The International Monetary Fund (IMF) has pledged to redouble its efforts to build the capacity of central banks and supervisory authorities towards addressing climate-related financial risks.
It said it is responding to a growing demand from member countries, for whom understanding and managing climate risks is an increasing concern. The move forms a key part of the fund’s capacity development strategy for the next three years.
A survey of central banks and finance ministries in the V20 group of climate-vulnerable countries found that almost all wanted more assistance from the IMF in addressing climate risks. At the time the survey was conducted in 2020, only two respondents said their institutions had undertaken a comprehensive analysis.
The IMF said a substantial share of its assistance will go to low-income countries and small states, reflecting both the need for those countries to bolster their capacity, and the fact that they tend to be disproportionately affected by climate change.
The IMF’s plans cover the full spectrum of central banks’ functions, including financial sector supervision and monetary policy. It said it will help central banks develop comprehensive supervisory guidelines, methodologies and regulations for financial institutions on climate risks, and help them to incorporate climate risk into stress tests.

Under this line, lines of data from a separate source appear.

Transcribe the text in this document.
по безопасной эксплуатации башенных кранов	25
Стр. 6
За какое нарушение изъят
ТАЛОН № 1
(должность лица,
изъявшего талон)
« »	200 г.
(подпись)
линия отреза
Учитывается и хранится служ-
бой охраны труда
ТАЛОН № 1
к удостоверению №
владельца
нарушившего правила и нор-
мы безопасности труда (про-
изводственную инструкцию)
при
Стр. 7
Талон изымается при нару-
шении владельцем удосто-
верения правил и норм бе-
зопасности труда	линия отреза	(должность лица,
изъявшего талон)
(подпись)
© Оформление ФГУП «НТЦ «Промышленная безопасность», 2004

Much of the IMF capacity-building on financial supervision is delivered by a group of long-term advisors, based either in the fund’s network of 17 regional capacity development centres, or in the central banks themselves.
The IMF’s work will draw on the expertise of those central banks among its membership that have made greater progress towards integrating climate risks into their activities. For example, the governor of the People’s Bank of China (PBoC), Li Gang, announced last year that the bank will begin offering climate risk management training programs via the China-IMF capacity development centre. The centre exists to offer training to officials in China and countries associated with the Belt and Road Initiative.
The IMF has faced criticism for not prioritising climate risks in the routine assessments it makes of countries’ financial and economic performance. A recent post by the World Resources Institute pointed out that climate-related risks and policies were only referred to in staff reports on an ad-hoc and infrequent basis.
“By failing to take a mandatory and systematic approach to including climate in surveillance, the IMF constrains its own ability to identify and evaluate significant risks to financial and economic stability within countries and globally,” the authors warned.